Per Pietro Veronese, che di Africa Contesa. La risposta del continente all’assalto delle superpotenze (Infinito edizioni, pp. 104 euro 14) ha scritto la prefazione, «il cambiamento è solo all’inizio». Quello che appare mutato, rileva, è soprattutto il modo in cui il continente guarda sé stesso, pensando il proprio ruolo in un contesto mutevole e instabile.

Mentre il mar rosso ribolle (l’effetto domino innescato dal conflitto a Gaza è palpabile per le implicazioni economiche, commerciali e militari che si riverberano negli assetti geopolitici) e l’Unione africana è alla ricerca di una strategia a sostegno della governabilità, aleggia l’afflato a un ordine mondiale multipolare che non si riconosce più nell’area di influenza occidentale e mira al disallineamento.

Il testo di Nucci, limpido, sintetico ed estremamente denso e informato, svela una de-occidentalizzazione in corso che segna il tramonto della forte influenza euro-atlantica sul continente, e una folla crescente di potenze straniere che si accalca alla ricerca di nuovi mercati e minerali preziosi, mirando all’allargamento delle proprie aree di influenza in Africa, mentre il sistema democratico è sotto attacco, e arretra ormai su scala planetaria.
I Paesi africani nel loro insieme dimostrano una chiara volontà di emanciparsi dalle alleanze/sudditanze tradizionali, contando sulle proprie risorse, sfruttando al meglio questa geopolitica in evoluzione e la frantumazione degli equilibri mondiali su cui pesa «la terza guerra mondiale a pezzi», emersa con prepotenza con le crisi russo-ucraina e israelo-palestinese.

L’impetuoso sviluppo demografico, il cambiamento climatico e la disoccupazione sono le principali questioni su cui si gioca il futuro dell’Africa (con un forte impatto sul resto del pianeta), oltre alla mancata industrializzazione e la corruzione endemica, che favorisce le interferenze politiche nei sistemi giudiziari e il terrorismo islamista (facendo leva sul malcontento popolare generato dalla cancrena sociale per accogliere nuovi proseliti).

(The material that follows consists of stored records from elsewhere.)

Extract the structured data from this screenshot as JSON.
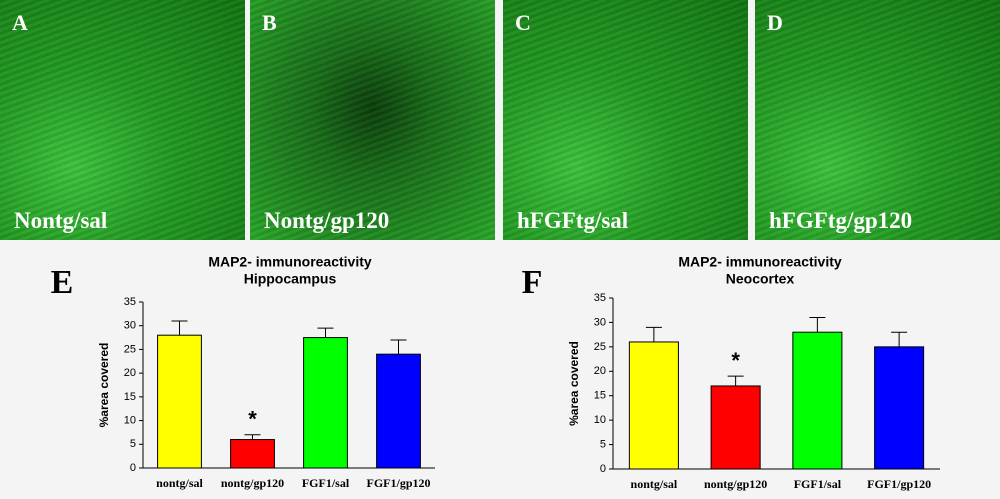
{
  "panels": [
    {
      "letter": "A",
      "label": "Nontg/sal"
    },
    {
      "letter": "B",
      "label": "Nontg/gp120"
    },
    {
      "letter": "C",
      "label": "hFGFtg/sal"
    },
    {
      "letter": "D",
      "label": "hFGFtg/gp120"
    }
  ],
  "chart_data": [
    {
      "type": "bar",
      "letter": "E",
      "title": "MAP2- immunoreactivity",
      "subtitle": "Hippocampus",
      "ylabel": "%area covered",
      "categories": [
        "nontg/sal",
        "nontg/gp120",
        "FGF1/sal",
        "FGF1/gp120"
      ],
      "values": [
        28,
        6,
        27.5,
        24
      ],
      "errors": [
        3,
        1,
        2,
        3
      ],
      "colors": [
        "#ffff00",
        "#ff0000",
        "#00ff00",
        "#0000ff"
      ],
      "significance": [
        null,
        "*",
        null,
        null
      ],
      "ylim": [
        0,
        35
      ],
      "yticks": [
        0,
        5,
        10,
        15,
        20,
        25,
        30,
        35
      ]
    },
    {
      "type": "bar",
      "letter": "F",
      "title": "MAP2- immunoreactivity",
      "subtitle": "Neocortex",
      "ylabel": "%area covered",
      "categories": [
        "nontg/sal",
        "nontg/gp120",
        "FGF1/sal",
        "FGF1/gp120"
      ],
      "values": [
        26,
        17,
        28,
        25
      ],
      "errors": [
        3,
        2,
        3,
        3
      ],
      "colors": [
        "#ffff00",
        "#ff0000",
        "#00ff00",
        "#0000ff"
      ],
      "significance": [
        null,
        "*",
        null,
        null
      ],
      "ylim": [
        0,
        35
      ],
      "yticks": [
        0,
        5,
        10,
        15,
        20,
        25,
        30,
        35
      ]
    }
  ]
}
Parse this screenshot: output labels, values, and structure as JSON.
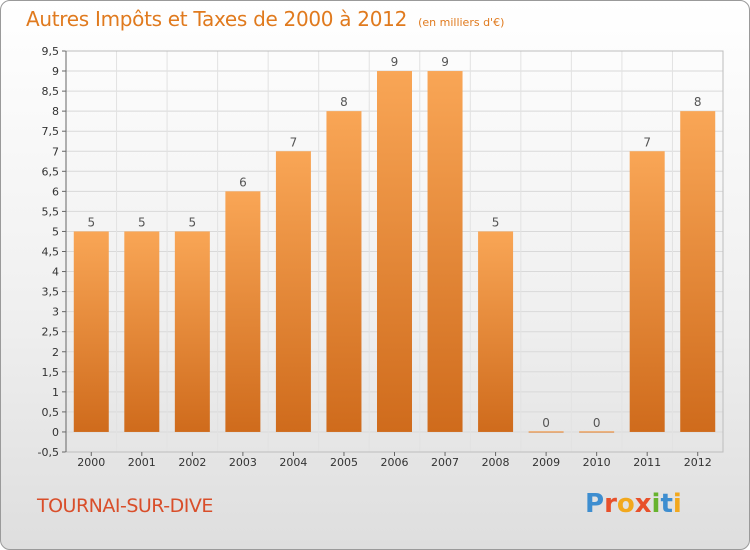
{
  "title": "Autres Impôts et Taxes de 2000 à 2012",
  "subtitle": "(en milliers d'€)",
  "place": "TOURNAI-SUR-DIVE",
  "logo": "Proxiti",
  "colors": {
    "bar_light": "#f9a656",
    "bar_dark": "#cf6b1c",
    "title": "#e07a1e",
    "place": "#d94e2a",
    "logo": [
      "#3e8ed0",
      "#e8502a",
      "#f2a81d",
      "#e8502a",
      "#67b32e",
      "#3e8ed0",
      "#f2a81d"
    ]
  },
  "chart_data": {
    "type": "bar",
    "categories": [
      "2000",
      "2001",
      "2002",
      "2003",
      "2004",
      "2005",
      "2006",
      "2007",
      "2008",
      "2009",
      "2010",
      "2011",
      "2012"
    ],
    "values": [
      5,
      5,
      5,
      6,
      7,
      8,
      9,
      9,
      5,
      0,
      0,
      7,
      8
    ],
    "data_labels": [
      "5",
      "5",
      "5",
      "6",
      "7",
      "8",
      "9",
      "9",
      "5",
      "0",
      "0",
      "7",
      "8"
    ],
    "y_ticks": [
      "-0,5",
      "0",
      "0,5",
      "1",
      "1,5",
      "2",
      "2,5",
      "3",
      "3,5",
      "4",
      "4,5",
      "5",
      "5,5",
      "6",
      "6,5",
      "7",
      "7,5",
      "8",
      "8,5",
      "9",
      "9,5"
    ],
    "ylim": [
      -0.5,
      9.5
    ],
    "grid": true,
    "title": "Autres Impôts et Taxes de 2000 à 2012",
    "xlabel": "",
    "ylabel": ""
  }
}
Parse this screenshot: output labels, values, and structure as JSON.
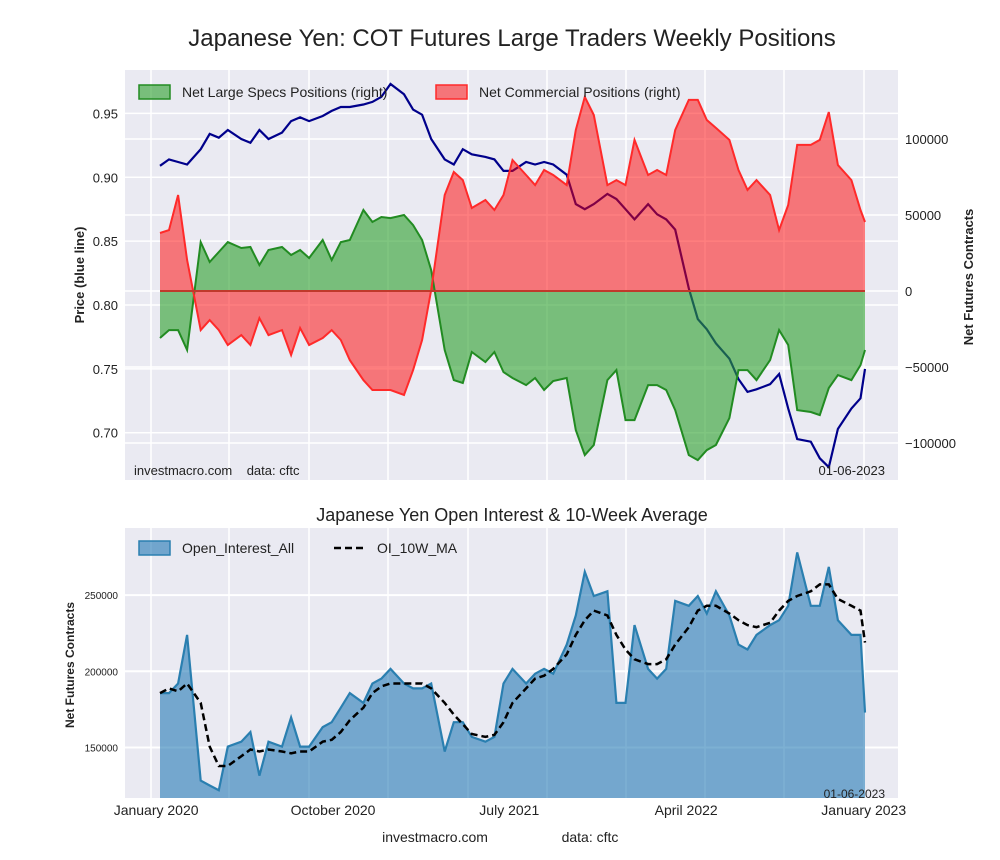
{
  "colors": {
    "background": "#eaeaf2",
    "grid": "#ffffff",
    "price_line": "#00008b",
    "specs_line": "#228b22",
    "specs_fill": "#2ca02c",
    "commercial_line": "#ff2a2a",
    "commercial_fill": "#ff0000",
    "oi_line": "#2a7fb0",
    "oi_fill": "#1f77b4",
    "ma_line": "#000000"
  },
  "chart_data": [
    {
      "type": "area",
      "title": "Japanese Yen: COT Futures Large Traders Weekly Positions",
      "ylabel_left": "Price (blue line)",
      "ylabel_right": "Net Futures Contracts",
      "ylim_left": [
        0.663,
        0.984
      ],
      "ylim_right": [
        -124300,
        145400
      ],
      "yticks_left": [
        "0.95",
        "0.90",
        "0.85",
        "0.80",
        "0.75",
        "0.70"
      ],
      "yticks_right": [
        "100000",
        "50000",
        "0",
        "−50000",
        "−100000"
      ],
      "grid": true,
      "legend_placement": "top",
      "annotation_left": "investmacro.com    data: cftc",
      "annotation_right": "01-06-2023",
      "x": [
        "2020-01-07",
        "2020-01-21",
        "2020-02-04",
        "2020-02-18",
        "2020-03-10",
        "2020-03-24",
        "2020-04-07",
        "2020-04-21",
        "2020-05-12",
        "2020-05-26",
        "2020-06-09",
        "2020-06-23",
        "2020-07-14",
        "2020-07-28",
        "2020-08-11",
        "2020-08-25",
        "2020-09-15",
        "2020-09-29",
        "2020-10-13",
        "2020-10-27",
        "2020-11-17",
        "2020-12-01",
        "2020-12-15",
        "2020-12-29",
        "2021-01-19",
        "2021-02-02",
        "2021-02-16",
        "2021-03-02",
        "2021-03-23",
        "2021-04-06",
        "2021-04-20",
        "2021-05-04",
        "2021-05-25",
        "2021-06-08",
        "2021-06-22",
        "2021-07-06",
        "2021-07-27",
        "2021-08-10",
        "2021-08-24",
        "2021-09-07",
        "2021-09-28",
        "2021-10-12",
        "2021-10-26",
        "2021-11-09",
        "2021-11-30",
        "2021-12-14",
        "2021-12-28",
        "2022-01-11",
        "2022-02-01",
        "2022-02-15",
        "2022-03-01",
        "2022-03-15",
        "2022-04-05",
        "2022-04-19",
        "2022-05-03",
        "2022-05-17",
        "2022-06-07",
        "2022-06-21",
        "2022-07-05",
        "2022-07-19",
        "2022-08-09",
        "2022-08-23",
        "2022-09-06",
        "2022-09-20",
        "2022-10-11",
        "2022-10-25",
        "2022-11-08",
        "2022-11-22",
        "2022-12-13",
        "2022-12-27",
        "2023-01-03"
      ],
      "series": [
        {
          "name": "Net Large Specs Positions (right)",
          "axis": "right",
          "values": [
            -30900,
            -25700,
            -25700,
            -38800,
            32200,
            19100,
            25700,
            32200,
            28300,
            29000,
            17100,
            27000,
            29000,
            23700,
            27000,
            21700,
            33600,
            20400,
            32200,
            33600,
            53300,
            45400,
            48700,
            48000,
            50000,
            43400,
            33600,
            13800,
            -38800,
            -58600,
            -60500,
            -40100,
            -46700,
            -40100,
            -53300,
            -57200,
            -61900,
            -57200,
            -65100,
            -59200,
            -57200,
            -91500,
            -107900,
            -101300,
            -58600,
            -52000,
            -84900,
            -84900,
            -61900,
            -61900,
            -65100,
            -78300,
            -107900,
            -111200,
            -104600,
            -101300,
            -83600,
            -52000,
            -52000,
            -58600,
            -45400,
            -25700,
            -35500,
            -78300,
            -79600,
            -81600,
            -63800,
            -55300,
            -58600,
            -48700,
            -38800
          ]
        },
        {
          "name": "Net Commercial Positions (right)",
          "axis": "right",
          "values": [
            38200,
            40100,
            63200,
            20400,
            -25700,
            -19100,
            -25700,
            -35500,
            -29000,
            -35500,
            -17800,
            -29000,
            -25700,
            -42100,
            -24300,
            -35500,
            -30900,
            -25700,
            -32200,
            -45400,
            -58600,
            -65100,
            -65100,
            -65100,
            -68400,
            -52000,
            -32200,
            700,
            63200,
            78300,
            73000,
            54600,
            59900,
            53300,
            63200,
            86200,
            76300,
            69700,
            79600,
            76300,
            69700,
            105900,
            127700,
            115800,
            69700,
            73000,
            69700,
            99400,
            76300,
            79600,
            76300,
            105900,
            125700,
            125700,
            112500,
            107300,
            99400,
            79600,
            66500,
            73000,
            63200,
            40100,
            56600,
            96100,
            96100,
            99400,
            117800,
            82900,
            73000,
            53300,
            45400
          ]
        },
        {
          "name": "Price",
          "axis": "left",
          "values": [
            0.909,
            0.914,
            0.912,
            0.91,
            0.922,
            0.934,
            0.931,
            0.937,
            0.93,
            0.927,
            0.937,
            0.93,
            0.935,
            0.944,
            0.947,
            0.944,
            0.948,
            0.952,
            0.955,
            0.955,
            0.957,
            0.959,
            0.963,
            0.973,
            0.965,
            0.953,
            0.949,
            0.93,
            0.914,
            0.91,
            0.922,
            0.918,
            0.916,
            0.914,
            0.905,
            0.905,
            0.912,
            0.91,
            0.912,
            0.91,
            0.902,
            0.879,
            0.875,
            0.879,
            0.887,
            0.883,
            0.875,
            0.867,
            0.879,
            0.871,
            0.867,
            0.859,
            0.813,
            0.789,
            0.781,
            0.77,
            0.758,
            0.742,
            0.732,
            0.734,
            0.738,
            0.746,
            0.719,
            0.695,
            0.693,
            0.68,
            0.673,
            0.703,
            0.719,
            0.727,
            0.75
          ]
        }
      ]
    },
    {
      "type": "area",
      "title": "Japanese Yen Open Interest & 10-Week Average",
      "ylabel": "Net Futures Contracts",
      "ylim": [
        116900,
        294000
      ],
      "yticks": [
        "250000",
        "200000",
        "150000"
      ],
      "xticks": [
        {
          "date": "2020-01-01",
          "label": "January 2020"
        },
        {
          "date": "2020-10-01",
          "label": "October 2020"
        },
        {
          "date": "2021-07-01",
          "label": "July 2021"
        },
        {
          "date": "2022-04-01",
          "label": "April 2022"
        },
        {
          "date": "2023-01-01",
          "label": "January 2023"
        }
      ],
      "grid": true,
      "legend_placement": "top-left",
      "annotation_right": "01-06-2023",
      "series": [
        {
          "name": "Open_Interest_All",
          "values": [
            185700,
            185700,
            192000,
            223900,
            128300,
            125100,
            122000,
            150600,
            153800,
            160200,
            131500,
            153800,
            150600,
            169700,
            150600,
            150600,
            163400,
            166600,
            176100,
            185700,
            179300,
            192000,
            195200,
            201600,
            192000,
            188800,
            188800,
            192000,
            147400,
            166600,
            166600,
            157000,
            153800,
            157000,
            192000,
            201600,
            192000,
            198400,
            201600,
            198400,
            217500,
            236600,
            265300,
            249400,
            252500,
            179300,
            179300,
            230300,
            201600,
            195200,
            201600,
            246200,
            243000,
            249400,
            237900,
            252500,
            236600,
            217500,
            214300,
            223900,
            230300,
            233500,
            243000,
            278000,
            243000,
            243000,
            268500,
            233500,
            223900,
            223900,
            172900
          ]
        },
        {
          "name": "OI_10W_MA",
          "values": [
            185700,
            188800,
            186900,
            192000,
            179300,
            150600,
            137900,
            137900,
            144300,
            148700,
            147400,
            148700,
            147400,
            146200,
            147400,
            147400,
            153800,
            155100,
            160200,
            167900,
            176100,
            185700,
            190100,
            192000,
            192000,
            192000,
            192000,
            188800,
            179300,
            171600,
            165300,
            158900,
            157000,
            158300,
            166600,
            179300,
            188800,
            195200,
            197100,
            201600,
            211100,
            223900,
            233500,
            239800,
            236600,
            223900,
            214300,
            207900,
            204700,
            204700,
            207900,
            217500,
            228900,
            239800,
            243000,
            243000,
            237900,
            233500,
            230300,
            228900,
            231800,
            239800,
            246200,
            249400,
            252500,
            257000,
            257000,
            247400,
            243000,
            239800,
            218800
          ]
        }
      ]
    }
  ],
  "footer": {
    "site": "investmacro.com",
    "source": "data: cftc"
  }
}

Un quadro generale così variegato e contradditorio divide gli «afro-ottimisti», che credono fermamente in un continente dal luminoso avvenire in quanto nuova frontiera della geopolitica e dell’economia mondiale, dagli «afro-pessimisti», che non vedono soluzioni per conflitti, epidemie e povertà.

Se già il politico e storico burkinabé Joseph Ki-Zerbo sosteneva che «non si sviluppa un Paese, ci si sviluppa da soli», particolarmente interessante risulta l’analisi sui cambiamenti in atto illustrata da Achille Mbembe, storico e filosofo camerunense, originale esegeta del post colonialismo, sull’irruzione nello spazio pubblico delle generazioni nate negli anni 90 dello scorso secolo e all’inizio degli anni 2000, cresciute durante gravi crisi economiche e in coincidenza con il risveglio tecnologico dell’Africa.
Mbembe mette in luce la grande influenza delle diaspore, l’accelerazione dei processi di creatività artistica e culturale, l’intensificarsi di mobilità e circolazione internazionale, la ricerca incessante di modelli di sviluppo alternativi ispirati alla ricchezza delle tradizioni locali, verificando quanto già più di duemila anni fa affermava Plinio il Vecchio, che dall’Africa bisogna sempre aspettarsi qualcosa di nuovo.